Сейчас, когда Лев в девятом, друг тут у него один-единственный – Вера. Правда, такой друг, что, может, всей школы стоит, только ведь и ей из-за него достается. Ишь-какая-цаца-на-колесиках… теперь уже забыто, кто именно это сказал, но «цаца-на-колесиках» так и продолжает катиться за Верой по гулкому школьному коридору. Хотя Веру-то за что не любить? Вокруг нее знаменитостей сроду никаких не водилось!.. А ты сам, Лев?
Фигаро, Альмавива, Розина…
Правы в классе: все-то он знает.
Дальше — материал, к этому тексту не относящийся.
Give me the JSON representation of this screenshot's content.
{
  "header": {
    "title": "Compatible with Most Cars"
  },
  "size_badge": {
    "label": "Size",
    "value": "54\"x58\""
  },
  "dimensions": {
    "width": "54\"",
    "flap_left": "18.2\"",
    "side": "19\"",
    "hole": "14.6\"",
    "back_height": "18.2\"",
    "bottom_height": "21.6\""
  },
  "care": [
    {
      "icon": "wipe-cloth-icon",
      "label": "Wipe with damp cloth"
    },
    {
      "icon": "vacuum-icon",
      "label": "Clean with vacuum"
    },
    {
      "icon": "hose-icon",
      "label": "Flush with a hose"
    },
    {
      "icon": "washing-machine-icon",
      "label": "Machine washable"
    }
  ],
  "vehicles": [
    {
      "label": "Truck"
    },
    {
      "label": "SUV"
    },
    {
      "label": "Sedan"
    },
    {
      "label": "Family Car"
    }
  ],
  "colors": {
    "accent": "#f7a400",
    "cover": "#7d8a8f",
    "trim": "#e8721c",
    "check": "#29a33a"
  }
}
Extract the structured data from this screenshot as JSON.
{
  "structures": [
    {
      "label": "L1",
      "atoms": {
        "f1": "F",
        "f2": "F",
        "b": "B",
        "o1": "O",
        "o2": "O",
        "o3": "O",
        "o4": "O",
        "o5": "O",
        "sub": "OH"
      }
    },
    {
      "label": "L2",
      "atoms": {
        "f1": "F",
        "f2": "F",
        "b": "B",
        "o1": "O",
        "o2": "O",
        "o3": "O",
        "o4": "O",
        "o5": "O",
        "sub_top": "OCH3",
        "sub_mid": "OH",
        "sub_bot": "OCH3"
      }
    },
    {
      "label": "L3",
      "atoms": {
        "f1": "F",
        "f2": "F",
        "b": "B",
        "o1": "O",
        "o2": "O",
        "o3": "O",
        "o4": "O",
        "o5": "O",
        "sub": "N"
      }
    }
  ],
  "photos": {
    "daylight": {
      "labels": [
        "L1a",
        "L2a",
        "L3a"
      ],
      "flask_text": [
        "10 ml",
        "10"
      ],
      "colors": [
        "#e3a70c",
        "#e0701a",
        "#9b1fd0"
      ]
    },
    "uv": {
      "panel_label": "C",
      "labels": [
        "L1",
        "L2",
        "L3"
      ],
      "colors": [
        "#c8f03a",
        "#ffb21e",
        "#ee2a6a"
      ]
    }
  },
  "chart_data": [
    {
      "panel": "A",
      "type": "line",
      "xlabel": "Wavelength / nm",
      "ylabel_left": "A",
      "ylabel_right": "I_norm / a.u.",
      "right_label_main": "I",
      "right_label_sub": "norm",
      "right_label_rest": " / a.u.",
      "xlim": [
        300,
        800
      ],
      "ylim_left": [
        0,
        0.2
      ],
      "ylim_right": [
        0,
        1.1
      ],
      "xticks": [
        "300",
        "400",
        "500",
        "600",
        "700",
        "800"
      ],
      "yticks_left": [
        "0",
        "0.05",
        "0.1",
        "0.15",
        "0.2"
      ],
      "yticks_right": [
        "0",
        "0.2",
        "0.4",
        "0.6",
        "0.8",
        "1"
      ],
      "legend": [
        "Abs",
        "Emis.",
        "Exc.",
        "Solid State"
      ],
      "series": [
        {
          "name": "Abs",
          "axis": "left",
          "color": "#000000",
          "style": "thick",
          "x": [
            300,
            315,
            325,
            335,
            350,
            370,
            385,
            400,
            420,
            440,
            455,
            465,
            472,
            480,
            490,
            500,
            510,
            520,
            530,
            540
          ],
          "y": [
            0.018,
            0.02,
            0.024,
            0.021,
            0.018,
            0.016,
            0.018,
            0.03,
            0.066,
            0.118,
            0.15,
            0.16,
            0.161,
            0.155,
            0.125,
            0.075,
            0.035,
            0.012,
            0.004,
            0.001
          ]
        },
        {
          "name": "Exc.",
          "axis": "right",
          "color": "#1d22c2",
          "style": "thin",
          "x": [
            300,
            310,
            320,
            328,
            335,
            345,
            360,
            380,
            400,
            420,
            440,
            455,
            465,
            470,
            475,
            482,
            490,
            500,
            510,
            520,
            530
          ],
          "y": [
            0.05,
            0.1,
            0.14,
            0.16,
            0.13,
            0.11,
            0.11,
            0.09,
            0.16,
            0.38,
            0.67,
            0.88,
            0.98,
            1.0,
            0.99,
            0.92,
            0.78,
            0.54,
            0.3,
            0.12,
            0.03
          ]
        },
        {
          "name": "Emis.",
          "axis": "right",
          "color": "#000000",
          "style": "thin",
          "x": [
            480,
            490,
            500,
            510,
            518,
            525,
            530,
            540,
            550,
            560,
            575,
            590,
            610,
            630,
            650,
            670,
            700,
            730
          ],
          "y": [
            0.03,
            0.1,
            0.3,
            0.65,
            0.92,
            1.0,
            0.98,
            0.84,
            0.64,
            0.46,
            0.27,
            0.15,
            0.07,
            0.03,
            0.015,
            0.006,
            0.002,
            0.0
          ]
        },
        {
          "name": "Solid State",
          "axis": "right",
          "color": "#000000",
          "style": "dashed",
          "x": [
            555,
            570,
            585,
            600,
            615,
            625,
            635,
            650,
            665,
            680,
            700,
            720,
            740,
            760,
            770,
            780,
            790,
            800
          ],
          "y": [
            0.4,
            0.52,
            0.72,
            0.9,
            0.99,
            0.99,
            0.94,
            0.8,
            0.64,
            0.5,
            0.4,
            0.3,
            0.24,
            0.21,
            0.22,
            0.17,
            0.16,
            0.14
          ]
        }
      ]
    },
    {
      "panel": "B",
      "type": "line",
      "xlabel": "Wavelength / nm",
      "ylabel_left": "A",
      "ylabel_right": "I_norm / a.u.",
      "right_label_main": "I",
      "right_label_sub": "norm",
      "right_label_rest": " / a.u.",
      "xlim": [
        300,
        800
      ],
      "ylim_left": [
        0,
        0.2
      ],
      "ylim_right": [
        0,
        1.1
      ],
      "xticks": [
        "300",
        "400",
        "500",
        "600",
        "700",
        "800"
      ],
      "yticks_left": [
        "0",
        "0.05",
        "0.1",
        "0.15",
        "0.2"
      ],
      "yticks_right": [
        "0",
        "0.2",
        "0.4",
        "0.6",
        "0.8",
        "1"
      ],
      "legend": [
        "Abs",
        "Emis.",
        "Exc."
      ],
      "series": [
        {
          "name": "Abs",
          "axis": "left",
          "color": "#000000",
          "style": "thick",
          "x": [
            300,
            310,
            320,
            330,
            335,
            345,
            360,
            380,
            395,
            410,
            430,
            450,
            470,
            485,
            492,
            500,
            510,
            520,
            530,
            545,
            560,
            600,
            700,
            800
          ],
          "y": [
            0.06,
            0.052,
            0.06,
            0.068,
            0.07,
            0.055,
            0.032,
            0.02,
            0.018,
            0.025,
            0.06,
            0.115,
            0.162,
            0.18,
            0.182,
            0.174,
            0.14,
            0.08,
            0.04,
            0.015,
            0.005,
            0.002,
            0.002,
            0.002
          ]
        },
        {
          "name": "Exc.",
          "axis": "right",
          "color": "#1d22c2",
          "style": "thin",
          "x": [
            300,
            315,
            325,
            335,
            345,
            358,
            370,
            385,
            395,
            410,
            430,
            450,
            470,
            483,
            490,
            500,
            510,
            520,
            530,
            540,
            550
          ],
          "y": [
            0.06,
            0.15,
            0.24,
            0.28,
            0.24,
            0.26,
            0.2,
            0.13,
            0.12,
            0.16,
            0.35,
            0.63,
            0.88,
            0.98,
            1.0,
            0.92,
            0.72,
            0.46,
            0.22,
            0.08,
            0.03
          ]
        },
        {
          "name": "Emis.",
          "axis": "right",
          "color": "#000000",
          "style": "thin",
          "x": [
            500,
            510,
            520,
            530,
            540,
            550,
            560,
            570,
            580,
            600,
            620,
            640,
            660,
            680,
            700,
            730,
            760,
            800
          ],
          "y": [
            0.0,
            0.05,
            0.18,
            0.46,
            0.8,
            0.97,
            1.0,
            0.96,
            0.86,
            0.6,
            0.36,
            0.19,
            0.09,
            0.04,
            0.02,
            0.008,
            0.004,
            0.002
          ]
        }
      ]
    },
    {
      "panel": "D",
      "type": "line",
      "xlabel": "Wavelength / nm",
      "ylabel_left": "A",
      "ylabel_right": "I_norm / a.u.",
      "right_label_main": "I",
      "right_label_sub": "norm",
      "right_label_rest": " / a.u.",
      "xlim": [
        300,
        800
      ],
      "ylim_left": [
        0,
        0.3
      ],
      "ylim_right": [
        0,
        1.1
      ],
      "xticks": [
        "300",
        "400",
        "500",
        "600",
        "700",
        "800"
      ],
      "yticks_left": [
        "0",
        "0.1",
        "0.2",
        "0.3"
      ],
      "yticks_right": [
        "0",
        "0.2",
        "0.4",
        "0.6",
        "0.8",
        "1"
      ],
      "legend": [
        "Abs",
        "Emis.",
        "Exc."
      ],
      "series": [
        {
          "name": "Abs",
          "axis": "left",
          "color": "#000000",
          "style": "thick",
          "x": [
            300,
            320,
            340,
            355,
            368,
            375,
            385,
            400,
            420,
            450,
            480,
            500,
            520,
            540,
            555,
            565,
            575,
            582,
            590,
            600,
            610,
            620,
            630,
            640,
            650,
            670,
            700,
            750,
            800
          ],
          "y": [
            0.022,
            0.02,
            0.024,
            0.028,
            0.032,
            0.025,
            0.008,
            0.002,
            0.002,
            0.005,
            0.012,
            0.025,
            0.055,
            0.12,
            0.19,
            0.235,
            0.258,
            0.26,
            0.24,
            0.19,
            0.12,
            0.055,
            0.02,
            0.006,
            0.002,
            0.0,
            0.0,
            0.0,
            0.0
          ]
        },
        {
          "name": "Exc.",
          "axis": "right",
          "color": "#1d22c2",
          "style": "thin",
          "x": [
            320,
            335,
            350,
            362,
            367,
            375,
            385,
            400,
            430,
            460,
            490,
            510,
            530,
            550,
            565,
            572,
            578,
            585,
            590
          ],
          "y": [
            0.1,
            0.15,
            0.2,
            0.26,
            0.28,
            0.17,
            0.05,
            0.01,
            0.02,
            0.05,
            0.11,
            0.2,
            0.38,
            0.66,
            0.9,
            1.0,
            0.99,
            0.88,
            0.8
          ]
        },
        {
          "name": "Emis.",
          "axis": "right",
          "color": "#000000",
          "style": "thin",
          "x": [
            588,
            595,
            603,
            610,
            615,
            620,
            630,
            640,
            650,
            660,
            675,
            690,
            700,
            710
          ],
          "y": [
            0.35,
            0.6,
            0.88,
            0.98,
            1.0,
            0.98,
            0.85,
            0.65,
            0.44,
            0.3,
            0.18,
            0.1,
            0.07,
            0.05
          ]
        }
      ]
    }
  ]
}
Сначала кружится голова, кружится все сильнее и сильнее, точки перед глазами, а потом – ррраз! – и он… знает. Не все, конечно, это глупости, что все. Но иногда кажется, что гораздо больше, чем ему требуется.
Фигаро, Альмавива, Розина… голова начинает кружиться.
Сейчас откроется занавес – и Фигаро… Фигаро, Альмавива, Розина… Фигаро произнесет девятнадцать на двадцать шесть. Зачем он это произнесет – и что это значит? Ничего не значит. Ни-че-го – как и все остальное. «Девятнадцать на двадцать шесть», – было написано в книге, и дальше девятнадцать на двадцать шесть Лев не продвинулся: сразу умер Маневич.
Когда Льву было – сколько? – не то десять, не то одиннадцать-двенадцать, он иногда играл в одну игру… тайную. Возле метро играл: вставал у барьера и ждал, когда в толпе возникнет лицо, которое покажется знакомым. Тут важно было не вглядываться в лица, а просто равнодушно смотреть вниз – туда, откуда они всплывали: одно за другим. Вглядываться надо было потом, когда лицо знакомым уже показалось: как будто бы Лев знал этого человека.
Он вглядывался, вглядывался, и кружилась голова, и перед глазами мелькали точки, и становилось ясно: с человеком этим он действительно знаком – и даже видит какие-то, смутные правда, картины из его жизни.
– Здрасьте, Дмитрий Сергеевич!
– Здравствуй, здравствуй… – ответивший явно не имеет никакого представления о том, с кем только что поздоровался, но так и здороваются с детьми: не задумываясь.
– Всё по-старому? Настасья Федоровна до сих пор в Ленинграде?
О таких вещах надо спрашивать специальным голосом – равнодушным и взрослым.
– В Ленинграде пока, приедет через месяц… а ты кто же – чей же будешь?
– Да я Лев, не помните?
И – сбежать вниз по ступенькам метро, в подземный переход. И наблюдать с противоположной стороны, как, вконец растерянный, человек еще постоит у ступенек, а может быть, даже опять начнет спускаться вниз, потом махнет рукой: какая разница! И пойдет своей дорогой.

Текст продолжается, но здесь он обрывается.